倒是当年那个“鸾鸾”,满脸泪水,哭哭笑笑的,嗓音微颤喊了一声“陈先生”。

        对于陈平安,她如何感激和想念都不为过。

        这些年来,便一直想着他,心心念念。每当修行路上遇到枯燥、磨难和委屈、开心,她都会想起当年那个人。

        哥哥赵树下总喜欢拿这个笑话她,但随着年纪渐长,她也就越来越隐藏心思了,省得哥哥的调侃越来越过分。

        赵树下性情沉闷,也就在无异于亲妹妹的鸾鸾这里,才会毫无掩饰。

        四人一起坐下。在古宅那边重逢,是喝酒,在这边是喝茶。茶水中孕育着丝丝缕缕的灵气,这也是为了赵鸾的修行。修道之人,天赋越好,行走越顺,衣食住行,越是消耗金山银山。

        当年一起在胭脂郡城内斩妖除魔的渔翁先生,姓吴,名硕文,是位儒家老修士。陈平安对其唯有敬重,不然也不敢将赵树下和鸾鸾托付给老人。

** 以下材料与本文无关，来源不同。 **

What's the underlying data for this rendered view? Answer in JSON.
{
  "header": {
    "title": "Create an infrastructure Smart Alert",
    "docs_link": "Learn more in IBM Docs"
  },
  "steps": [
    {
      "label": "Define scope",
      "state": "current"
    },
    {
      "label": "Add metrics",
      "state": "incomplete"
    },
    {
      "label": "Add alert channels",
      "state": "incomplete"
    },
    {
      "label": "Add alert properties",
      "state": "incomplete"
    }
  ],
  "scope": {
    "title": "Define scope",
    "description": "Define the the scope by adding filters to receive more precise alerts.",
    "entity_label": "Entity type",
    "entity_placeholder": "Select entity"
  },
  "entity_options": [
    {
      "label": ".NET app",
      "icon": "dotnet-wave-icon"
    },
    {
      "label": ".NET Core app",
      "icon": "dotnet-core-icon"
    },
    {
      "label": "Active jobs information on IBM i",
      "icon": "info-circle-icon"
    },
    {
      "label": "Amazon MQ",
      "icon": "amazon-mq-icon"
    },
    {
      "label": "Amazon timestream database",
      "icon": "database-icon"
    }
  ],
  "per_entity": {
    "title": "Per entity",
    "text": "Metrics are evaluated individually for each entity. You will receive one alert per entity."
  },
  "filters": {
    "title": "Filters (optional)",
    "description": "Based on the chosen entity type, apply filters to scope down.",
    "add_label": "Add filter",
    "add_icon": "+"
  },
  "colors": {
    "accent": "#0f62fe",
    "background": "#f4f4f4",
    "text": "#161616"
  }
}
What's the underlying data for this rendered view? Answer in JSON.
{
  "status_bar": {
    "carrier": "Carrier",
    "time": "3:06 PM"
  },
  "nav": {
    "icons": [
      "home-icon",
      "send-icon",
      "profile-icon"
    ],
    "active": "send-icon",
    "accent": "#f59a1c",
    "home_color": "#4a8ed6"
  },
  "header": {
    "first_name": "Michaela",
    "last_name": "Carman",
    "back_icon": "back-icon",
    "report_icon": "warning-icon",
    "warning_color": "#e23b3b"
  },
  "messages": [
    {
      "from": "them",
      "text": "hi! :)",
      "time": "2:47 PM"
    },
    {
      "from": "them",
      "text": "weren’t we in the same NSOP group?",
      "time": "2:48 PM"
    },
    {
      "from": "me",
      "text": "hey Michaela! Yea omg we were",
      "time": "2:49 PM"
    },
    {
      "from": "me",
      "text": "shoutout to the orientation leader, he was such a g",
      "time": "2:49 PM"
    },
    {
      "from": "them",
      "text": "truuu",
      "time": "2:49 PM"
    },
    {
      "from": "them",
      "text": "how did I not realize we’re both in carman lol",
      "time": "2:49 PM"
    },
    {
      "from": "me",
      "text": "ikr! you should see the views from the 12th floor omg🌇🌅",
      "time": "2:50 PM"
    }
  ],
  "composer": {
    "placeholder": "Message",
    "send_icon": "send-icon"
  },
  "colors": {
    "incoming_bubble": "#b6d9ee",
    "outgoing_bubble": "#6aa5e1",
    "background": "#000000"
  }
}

        看得出来,老儒士对待鸾鸾和赵树下,确实不负所托。

        而且陈平安这些年也有些过意不去,随着他江湖阅历越来越多,对于人心的险恶也越来越了然,就越知道当年的所谓善举,其实说不定就会给老儒士带来不小的麻烦。

        不在山上,即是不幸,因为一辈子无法领略证道长生路途上,那一幅幅光怪陆离的精彩画卷,但只要涉足山上修行,就一样是身不由己。无法长寿不逍遥,却何尝不是一种安稳的幸运。

        而且赵鸾的天赋越好,就意味着老儒士肩上和心头的负担越大。如何才能够不耽误赵鸾的修行?如何才能够为赵鸾求来与之资质相符的仙家术法?如何才能够保证赵鸾安心修道,不用忧愁神仙钱的耗费?

        以前,陈平安根本想不到这些。

        唯有行过万里路,见过百种人千件事,才可以真正知晓当一个“好人”的不容易,对于世间无数苦难,才能够有更多感同身受。